Wallabies halfback Nick Phipps’ behavior this Rugby Championship season has seen him rise rapidly through the ranks of rugby villainy. Jamie Wall looks at some of his greatest precedents.


Two blatant acts of bad sportsmanship this year have catapulted the perpetually bronzed Phipps into the number one position on the list of current rugby villains.

Exhibit A: throwing poor Malakai Fekitoa’s boot into the Westpac Stadium cheap seats (as if Fekitoa doesn’t have enough to worry about lately as it is)


Exhibit B: dropping a shoulder into an Argentine trainer in the final round match at Twickenham

In a game where good sportsmanship is often promoted to almost nauseating levels, becoming international rugby’s biggest villain could be seen a relatively easy achievement. However, Phipps is very much the latest in a list of thugs, cheats and unhinged maniacs who have brought a bit of colour to the often personality-deficient world rugby environment.

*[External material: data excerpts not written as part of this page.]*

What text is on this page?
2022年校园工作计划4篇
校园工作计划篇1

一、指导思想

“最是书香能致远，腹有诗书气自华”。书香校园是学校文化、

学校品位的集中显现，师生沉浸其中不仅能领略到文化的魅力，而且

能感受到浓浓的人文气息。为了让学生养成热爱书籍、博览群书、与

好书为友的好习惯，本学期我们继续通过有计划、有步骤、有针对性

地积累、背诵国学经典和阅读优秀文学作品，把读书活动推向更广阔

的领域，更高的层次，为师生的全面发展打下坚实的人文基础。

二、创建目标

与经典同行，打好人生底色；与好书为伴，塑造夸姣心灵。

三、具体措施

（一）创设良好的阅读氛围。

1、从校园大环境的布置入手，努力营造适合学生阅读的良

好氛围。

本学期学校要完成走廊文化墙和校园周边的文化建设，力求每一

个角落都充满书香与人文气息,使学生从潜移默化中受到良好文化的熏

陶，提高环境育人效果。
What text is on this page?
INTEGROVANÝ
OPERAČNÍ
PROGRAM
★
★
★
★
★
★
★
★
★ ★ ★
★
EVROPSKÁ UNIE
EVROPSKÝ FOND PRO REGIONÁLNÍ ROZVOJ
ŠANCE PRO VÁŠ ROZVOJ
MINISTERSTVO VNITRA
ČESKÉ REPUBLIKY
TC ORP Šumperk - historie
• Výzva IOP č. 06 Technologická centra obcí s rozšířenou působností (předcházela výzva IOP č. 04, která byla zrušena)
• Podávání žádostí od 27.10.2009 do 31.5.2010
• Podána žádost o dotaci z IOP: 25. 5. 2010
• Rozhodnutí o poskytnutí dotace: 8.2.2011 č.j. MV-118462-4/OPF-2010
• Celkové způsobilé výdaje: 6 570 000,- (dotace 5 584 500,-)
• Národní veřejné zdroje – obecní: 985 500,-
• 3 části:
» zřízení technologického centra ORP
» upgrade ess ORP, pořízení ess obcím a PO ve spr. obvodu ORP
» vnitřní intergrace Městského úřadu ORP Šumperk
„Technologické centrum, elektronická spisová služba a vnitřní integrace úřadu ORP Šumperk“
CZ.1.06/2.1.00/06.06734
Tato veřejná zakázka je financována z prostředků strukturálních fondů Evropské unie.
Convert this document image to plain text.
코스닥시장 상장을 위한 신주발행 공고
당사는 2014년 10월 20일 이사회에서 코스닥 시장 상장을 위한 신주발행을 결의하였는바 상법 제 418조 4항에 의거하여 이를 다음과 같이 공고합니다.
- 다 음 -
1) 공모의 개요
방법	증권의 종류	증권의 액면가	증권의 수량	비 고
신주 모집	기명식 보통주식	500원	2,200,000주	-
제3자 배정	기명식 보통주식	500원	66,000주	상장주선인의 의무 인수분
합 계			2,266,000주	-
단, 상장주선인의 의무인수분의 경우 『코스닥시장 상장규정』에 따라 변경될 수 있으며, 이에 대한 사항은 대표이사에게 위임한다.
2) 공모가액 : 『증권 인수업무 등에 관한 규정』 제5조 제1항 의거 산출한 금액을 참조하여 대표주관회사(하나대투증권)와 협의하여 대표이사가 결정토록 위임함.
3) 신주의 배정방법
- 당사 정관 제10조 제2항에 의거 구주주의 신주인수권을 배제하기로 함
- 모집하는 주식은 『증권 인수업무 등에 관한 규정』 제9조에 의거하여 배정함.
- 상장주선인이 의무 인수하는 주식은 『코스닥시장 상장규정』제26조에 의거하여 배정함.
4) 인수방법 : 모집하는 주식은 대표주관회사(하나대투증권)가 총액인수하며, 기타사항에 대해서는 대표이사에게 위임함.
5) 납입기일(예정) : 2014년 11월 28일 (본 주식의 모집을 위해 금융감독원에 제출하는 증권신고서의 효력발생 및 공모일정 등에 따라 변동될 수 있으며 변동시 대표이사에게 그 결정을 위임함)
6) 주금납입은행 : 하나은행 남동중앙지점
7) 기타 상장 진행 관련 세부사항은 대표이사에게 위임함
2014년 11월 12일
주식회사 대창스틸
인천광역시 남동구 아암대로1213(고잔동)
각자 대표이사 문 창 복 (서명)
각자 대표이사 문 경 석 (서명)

These are some of his most villainous precedents:

Johan le Roux
Anyone feel like a snack? The Springbok prop did in a 1994 test against the All Blacks, nibbling on Sean Fitzpatrick’s ear a couple of years before Mike Tyson took ear-biting to a truly global audience. Le Roux received a massive 19-month ban, the longest ever in international rugby, as well as the infamy of the being one of the few men convicted of attempted cannibalism in international sport. It didn’t stop him from releasing a tell-all book entitled Biting Back, which was more or less a 300-page whinge about how crap touring New Zealand was.

Richard Cockerill
The All Blacks haka is a challenge, and generally the done thing for opposition players is to stand there looking staunch until it’s finished. Not so English hooker Cockerill, who decided that swearing profusely at his opposite Norm Hewitt would be a good idea in 1997. The All Blacks won the test comfortably, but Cockerill again raised the ire of NZ fans in another loss the following season by obnoxiously celebrating a try that closed the scoreline between the two sides to a mere 42 points.


Michael Brial
The Wallaby flanker’s name has become so synonymous with one incident it’s pretty much impossible to find any other information about the rest of his career. His assault on Frank Bunce in the second 1996 Bledisloe Cup test seemed completely unprovoked, although the fact that Bunce cocooned himself immediately does give a clue that he knew what was coming. Brial’s test career ended soon after, so he never had to face a hostile New Zealand crowd, but since then his name has been used for nothing else than to describe spirited, but ultimately futile, flurries of punches.

Sir Colin Meads
Old Pinetree is the most legendary All Black of all time, but he didn’t get his mythical status by being a nice guy all the time. As well as being sent off in a test against Scotland in 1967, he also earned a lifetime of derision from Australian fans for prematurely ending the career of Ken Catchpole. The halfback, often rated the finest to ever pull on the Wallaby jersey, had one leg pinned in a ruck when Meads wrenched the other as hard as he could. This tore Catchpole’s groin muscles irreparably – hence why Meads is held in wildly different regard on either side of the Tasman.

George Gregan
In a nice bit of symmetry, we end on a Wallaby halfback who Phipps could definitely learn a thing or two from when it comes to getting under an opponent’s skin. It only took three words from the eventual 139-test veteran in the 2003 Rugby World Cup to solidify his standing as the owner of (if you’re an All Blacks fan) the most ruthless sledge of all time. With the semifinal all but in the books for the Wallabibes, Gregan was picked up on the ref’s mic reminding the All Blacks that they’d have to wait “four more years” for a World Cup victory. Of course, he was wrong – it turned out to be eight.